Assurément, comment peut-on encore avoir mot à dire concernant Barry Lyndon ? Les meilleures éloges comme les meilleurs reproches lui ont été déjà adressés. Cette critique n'aura pas pour but d'apporter des choses nouvelles ou inattendues concernant Barry Lyndon; elle sera simplement un avis passionné.
On a souvent dit de ce film qu'il était l'oeuvre d'un Kubrick en proie à l'ennui, errant suite à sa désillusion concernant son projet sur Napoléon qui aurait dû être l'oeuvre phare de l'univers kubrickien, refusé par les majors après l'échec du Waterloo de Sergueï Bondarchtouk. Alors oui, Kubrick erre; il ne peut passer à côté de l'oeuvre d'une vie. Germe alors chez lui l'idée de Barry Lyndon qui s'apparentera dès lors à une oeuvre de substitution, d'une qualité moindre dira-t-on chez les plus septiques.
Barry Lyndon en est l'exact opposé. Kubrick s'ennuie mais quoi de plus honnête, de plus beau et de plus passionnant qu'un cinéaste qui se met en scène, qui dévoile sa mélancolie.

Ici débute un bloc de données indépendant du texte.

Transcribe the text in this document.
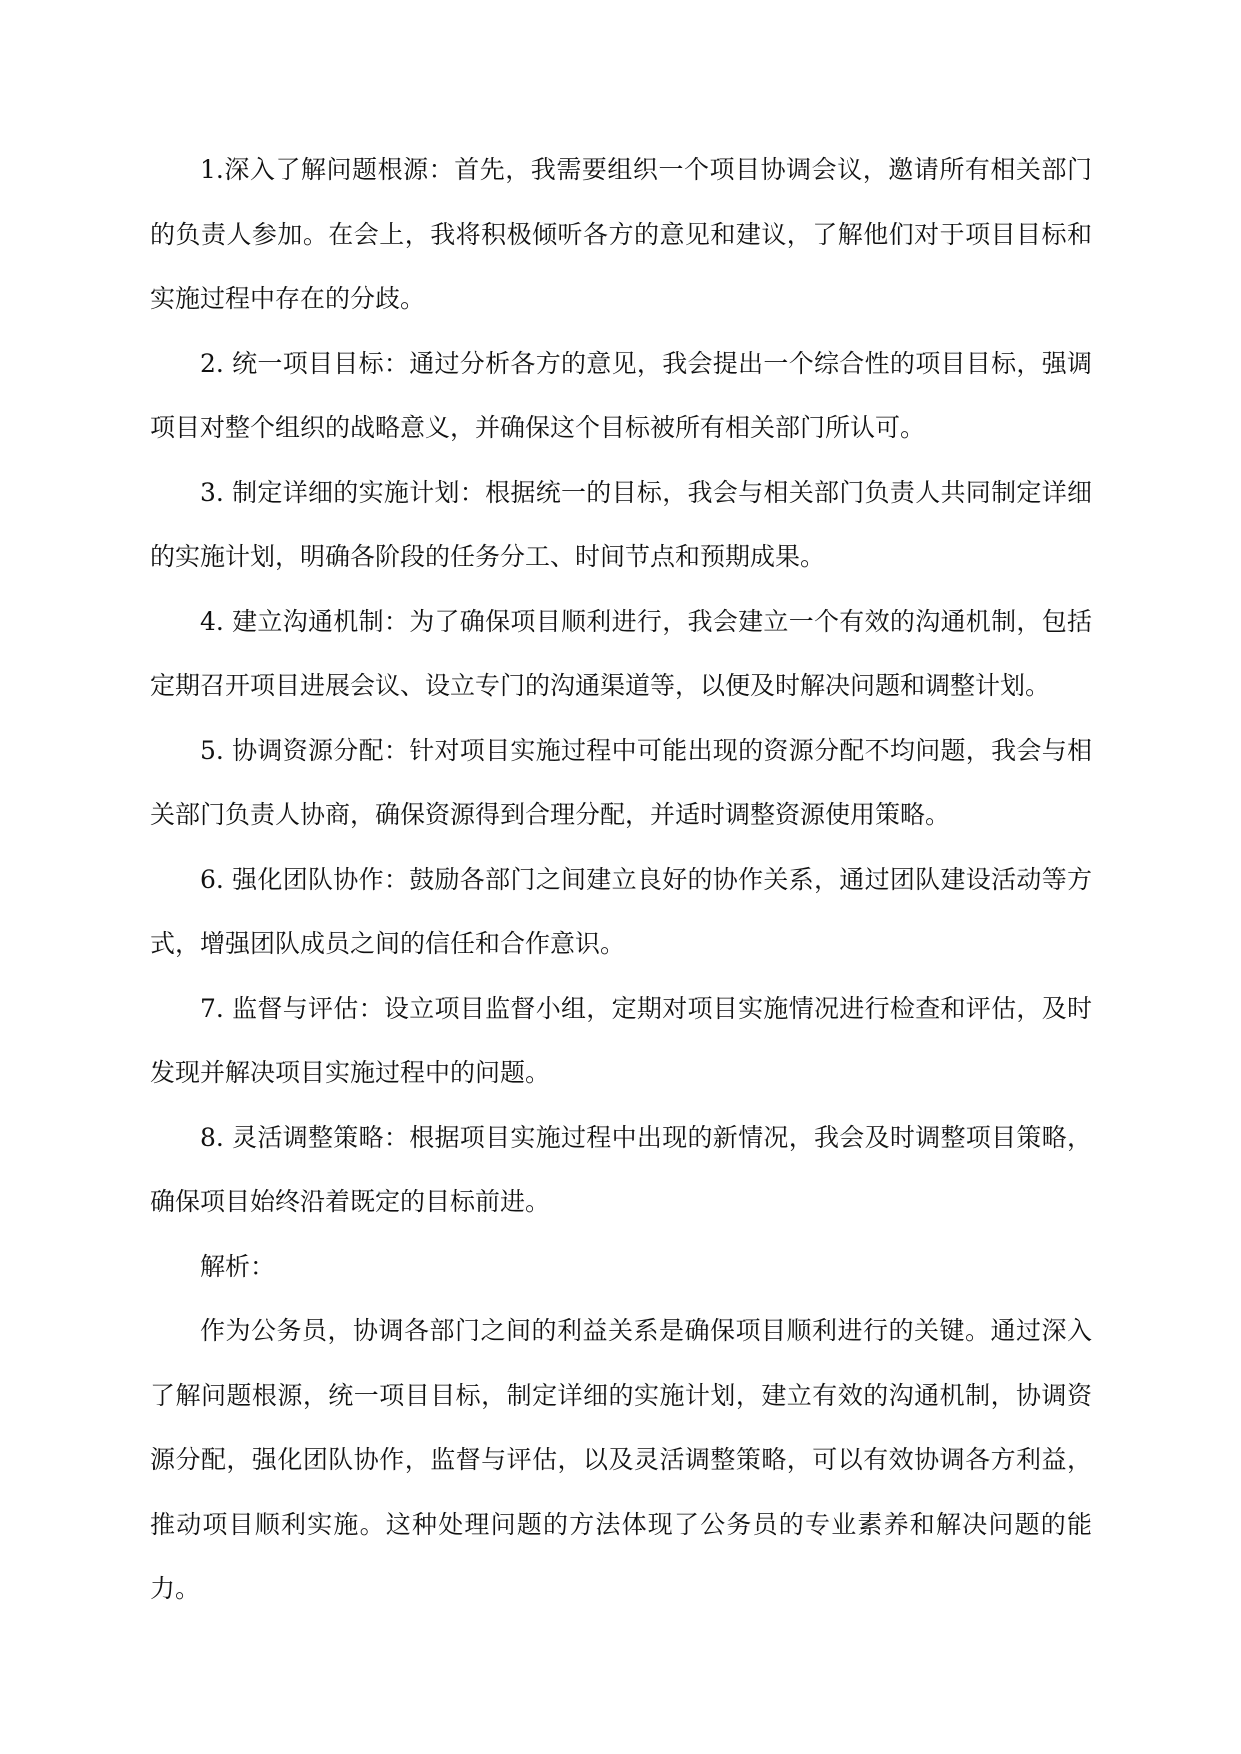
1.深入了解问题根源：首先，我需要组织一个项目协调会议，邀请所有相关部门的负责人参加。在会上，我将积极倾听各方的意见和建议，了解他们对于项目目标和实施过程中存在的分歧。

2. 统一项目目标：通过分析各方的意见，我会提出一个综合性的项目目标，强调项目对整个组织的战略意义，并确保这个目标被所有相关部门所认可。

3. 制定详细的实施计划：根据统一的目标，我会与相关部门负责人共同制定详细的实施计划，明确各阶段的任务分工、时间节点和预期成果。

4. 建立沟通机制：为了确保项目顺利进行，我会建立一个有效的沟通机制，包括定期召开项目进展会议、设立专门的沟通渠道等，以便及时解决问题和调整计划。

5. 协调资源分配：针对项目实施过程中可能出现的资源分配不均问题，我会与相关部门负责人协商，确保资源得到合理分配，并适时调整资源使用策略。

6. 强化团队协作：鼓励各部门之间建立良好的协作关系，通过团队建设活动等方式，增强团队成员之间的信任和合作意识。

7. 监督与评估：设立项目监督小组，定期对项目实施情况进行检查和评估，及时发现并解决项目实施过程中的问题。

8. 灵活调整策略：根据项目实施过程中出现的新情况，我会及时调整项目策略，确保项目始终沿着既定的目标前进。

解析：

作为公务员，协调各部门之间的利益关系是确保项目顺利进行的关键。通过深入了解问题根源，统一项目目标，制定详细的实施计划，建立有效的沟通机制，协调资源分配，强化团队协作，监督与评估，以及灵活调整策略，可以有效协调各方利益，推动项目顺利实施。这种处理问题的方法体现了公务员的专业素养和解决问题的能力。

Les premières secondes du film et c'est la Sarabande de Haendel qui fait corps. Puis ces images pittoresques d'un duel au pistolet en Irlande. Métaphore de la mort du projet Napoléon mais la naissance de Barry Lyndon. Dès lors, on est entraîné dans les rouages de cette aventure rocambolesque et candide, celle d'un jeune Redmond Barry voulant se hisser au rang de la noblesse européenne, à l'instar d'un Kubrick, avec son Napoléon sous le bras, refoulé par chacune des majors. Reconstitution à la bougie de la part Kubrick, d'un réalisme et d'un esthétisme sans précédent, difficile de ne pas rester bouche bée et en admiration devant ce chef d'oeuvre du Cinéma. Ryan O'Neal et sa tête de jeune premier nous emporte avec l'aide de ces travellings que Kubrick emprunte avec tant de justesse à Ophüls et Welles. Cette scène de rencontre entre Redmond Barry et Lady Lyndon dans la salle de jeu soutenue par ce trio pour violon, violoncelle et piano de Schubert puis cette fuite discrète sur la terrasse des deux protagonistes ne peut apporter que l'adhésion qu'à cet égard tandis que les pleurs de Redmond Barry au milieu d'une grande salle presque vide de Prusse, tentant de rester stoïque face au chevalier Balibari qui lui rappelle son pays ne savent qu'émouvoir.
Barry Lyndon est un chef d'oeuvre de Kubrick au côté des Shining, Eyes Wide Shut, Orange Mécanique et autres. C'est aussi l'un des plus grands films de l'histoire du septième art, incontournable et intemporelle qui se doit d'être vu par quiconque souhaitant voir du grand cinéma.